The film’s main antagonist, Victoria Kord (Susan Sarandon) is a fairly standard corporate baddie, but her henchman, Carapax (Raoul Max Trujillo), is an orphan of one of America’s secret wars south of the border, staying alive only by the good graces of a corporate benefactor. Thing is, aside from Jaime’s bonds to his family, such resonances are frustratingly played down, feeling like a vestigial element of the film that mostly just cares about the superhero elements.
There’s something especially unfortunate about that negligence here, where the reality of Latino folks being forced to scrub rich peoples’ toilets and families being torn apart by paramilitary goons is mostly played as comic relief. This isn’t a film that taps into minority distrust of authority, or grapples with the violent actions that have been necessary for survival by older members of immigrant communities. When Kord’s daughter, Jenny (Bruna Marquezine), rebels against her mother, it’s mostly just a squabble over inheritance and less a reckoning with how the company’s resources and military connections have hurt communities of color.

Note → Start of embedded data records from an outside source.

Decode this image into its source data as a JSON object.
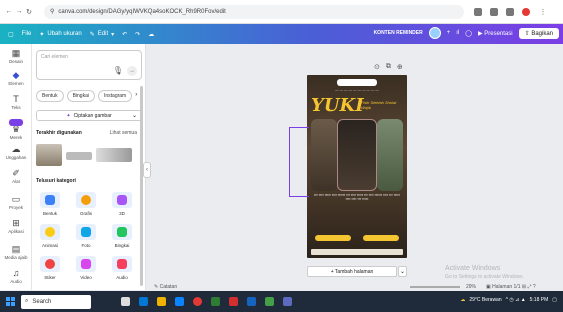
{
  "browser": {
    "url": "canva.com/design/DAGy/yqIWVKQa4soKOCK_Rh9R0Fov/edit"
  },
  "topbar": {
    "file_label": "File",
    "resize_label": "Ubah ukuran",
    "edit_label": "Edit",
    "contest_label": "KONTEN REMINDER",
    "present_label": "Presentasi",
    "share_label": "Bagikan"
  },
  "rail": {
    "items": [
      {
        "label": "Desain",
        "icon": "layout-icon"
      },
      {
        "label": "Elemen",
        "icon": "elements-icon"
      },
      {
        "label": "Teks",
        "icon": "text-icon"
      },
      {
        "label": "Merek",
        "icon": "brand-icon"
      },
      {
        "label": "Unggahan",
        "icon": "upload-icon"
      },
      {
        "label": "Alat",
        "icon": "draw-icon"
      },
      {
        "label": "Proyek",
        "icon": "projects-icon"
      },
      {
        "label": "Aplikasi",
        "icon": "apps-icon"
      },
      {
        "label": "Media ajaib",
        "icon": "magic-media-icon"
      },
      {
        "label": "Audio",
        "icon": "audio-icon"
      }
    ]
  },
  "panel": {
    "search_placeholder": "Cari elemen",
    "chips": [
      "Bentuk",
      "Bingkai",
      "Instagram"
    ],
    "generate_label": "Ciptakan gambar",
    "recent_title": "Terakhir digunakan",
    "see_all": "Lihat semua",
    "categories_title": "Telusuri kategori",
    "categories": [
      {
        "label": "Bentuk",
        "color": "#3b82f6"
      },
      {
        "label": "Grafis",
        "color": "#f59e0b"
      },
      {
        "label": "3D",
        "color": "#a855f7"
      },
      {
        "label": "Animasi",
        "color": "#facc15"
      },
      {
        "label": "Foto",
        "color": "#0ea5e9"
      },
      {
        "label": "Bingkai",
        "color": "#22c55e"
      },
      {
        "label": "Stiker",
        "color": "#ef4444"
      },
      {
        "label": "Video",
        "color": "#d946ef"
      },
      {
        "label": "Audio",
        "color": "#f43f5e"
      }
    ]
  },
  "poster": {
    "yuki": "YUKI",
    "subtitle": "Fisik Setelah Sholat Wajib"
  },
  "canvas": {
    "add_page_label": "+ Tambah halaman"
  },
  "footer": {
    "notes_label": "Catatan",
    "zoom_value": "29%",
    "pages_label": "Halaman 1/1"
  },
  "watermark": {
    "title": "Activate Windows",
    "subtitle": "Go to Settings to activate Windows."
  },
  "taskbar": {
    "search_label": "Search",
    "weather": "29°C Berawan",
    "time": "5:18 PM"
  }
}
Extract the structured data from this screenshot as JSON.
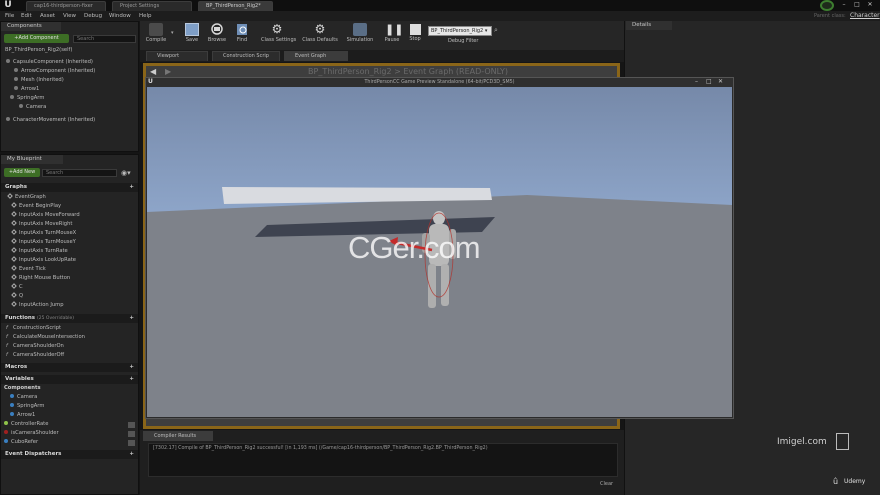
{
  "titlebar": {
    "tabs": [
      "cap16-thirdperson-fixer",
      "Project Settings",
      "BP_ThirdPerson_Rig2*"
    ]
  },
  "menubar": {
    "items": [
      "File",
      "Edit",
      "Asset",
      "View",
      "Debug",
      "Window",
      "Help"
    ],
    "right_label": "Character",
    "parent_class": "Parent class:"
  },
  "components_panel": {
    "title": "Components",
    "add_button": "+Add Component",
    "search_placeholder": "Search",
    "self_item": "BP_ThirdPerson_Rig2(self)",
    "tree": [
      "CapsuleComponent (Inherited)",
      "ArrowComponent (Inherited)",
      "Mesh (Inherited)",
      "Arrow1",
      "SpringArm",
      "Camera",
      "CharacterMovement (Inherited)"
    ]
  },
  "myblueprint_panel": {
    "title": "My Blueprint",
    "add_button": "+Add New",
    "search_placeholder": "Search",
    "graphs_label": "Graphs",
    "event_graph": "EventGraph",
    "events": [
      "Event BeginPlay",
      "InputAxis MoveForward",
      "InputAxis MoveRight",
      "InputAxis TurnMouseX",
      "InputAxis TurnMouseY",
      "InputAxis TurnRate",
      "InputAxis LookUpRate",
      "Event Tick",
      "Right Mouse Button",
      "C",
      "Q",
      "InputAction Jump"
    ],
    "functions_label": "Functions",
    "functions_overridable": "(25 Overridable)",
    "functions": [
      "ConstructionScript",
      "CalculateMouseIntersection",
      "CameraShoulderOn",
      "CameraShoulderOff"
    ],
    "macros_label": "Macros",
    "variables_label": "Variables",
    "components_label": "Components",
    "variables": [
      "Camera",
      "SpringArm",
      "Arrow1",
      "ControllerRate",
      "isCameraShoulder",
      "CuboRefer"
    ],
    "event_dispatchers_label": "Event Dispatchers"
  },
  "toolbar": {
    "buttons": [
      {
        "label": "Compile",
        "icon": "compile-icon"
      },
      {
        "label": "Save",
        "icon": "save-icon"
      },
      {
        "label": "Browse",
        "icon": "browse-icon"
      },
      {
        "label": "Find",
        "icon": "find-icon"
      },
      {
        "label": "Class Settings",
        "icon": "gear-icon"
      },
      {
        "label": "Class Defaults",
        "icon": "defaults-icon"
      },
      {
        "label": "Simulation",
        "icon": "simulation-icon"
      },
      {
        "label": "Pause",
        "icon": "pause-icon"
      },
      {
        "label": "Stop",
        "icon": "stop-icon"
      }
    ],
    "debug_select_value": "BP_ThirdPerson_Rig2",
    "debug_filter_label": "Debug Filter"
  },
  "graph_tabs": [
    "Viewport",
    "Construction Scrip",
    "Event Graph"
  ],
  "graph_header": {
    "title": "BP_ThirdPerson_Rig2 > Event Graph",
    "readonly": "(READ-ONLY)"
  },
  "details_panel": {
    "title": "Details"
  },
  "game_window": {
    "title": "ThirdPersonCC Game Preview Standalone (64-bit/PCD3D_SM5)"
  },
  "compiler_results": {
    "tab_label": "Compiler Results",
    "log_line": "[7302.17] Compile of BP_ThirdPerson_Rig2 successful! [in 1,193 ms] (/Game/cap16-thirdperson/BP_ThirdPerson_Rig2.BP_ThirdPerson_Rig2)",
    "clear_label": "Clear"
  },
  "watermarks": {
    "center": "CGer.com",
    "imigel": "Imigel.com",
    "udemy": "Udemy"
  },
  "colors": {
    "sky": "#7d94b8",
    "ground": "#7d8189",
    "accent_green": "#3d6e25",
    "graph_border": "#8a6518"
  }
}
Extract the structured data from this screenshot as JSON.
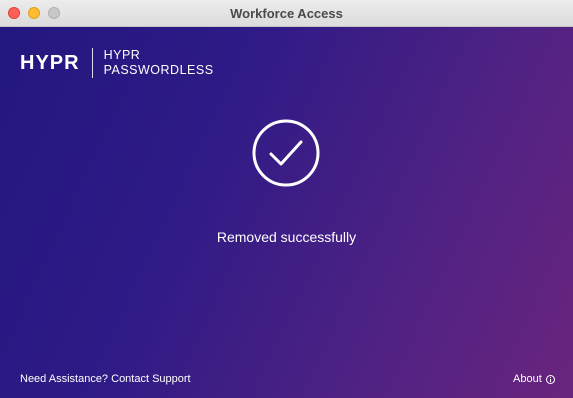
{
  "window": {
    "title": "Workforce Access"
  },
  "brand": {
    "wordmark": "HYPR",
    "sub_line1": "HYPR",
    "sub_line2": "PASSWORDLESS"
  },
  "status": {
    "icon": "checkmark-circle-icon",
    "message": "Removed successfully"
  },
  "footer": {
    "assistance_prefix": "Need Assistance?",
    "contact_link": "Contact Support",
    "about_link": "About",
    "about_icon": "info-icon"
  },
  "colors": {
    "gradient_start": "#22177f",
    "gradient_end": "#6a257e",
    "close": "#fe5f57",
    "minimize": "#febc2e",
    "zoom_inactive": "#c8c8c8",
    "text": "#ffffff"
  }
}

Instead, Blue Beetle plays out with all the revelry of a contractual obligation, hitting every note of the hero’s journey with no variation, murky action sequences, and little in the way of imagination, despite the titular object itself granting Jaime the ability to manifest anything that he imagines. What life pumps through the film’s veins comes largely from the actors playing the family at its core. Turns out, the film’s greatest feat of superheroism is Maridueña’s ability to shine in spite of a script that gives him nothing but cold, stale leftovers to work with.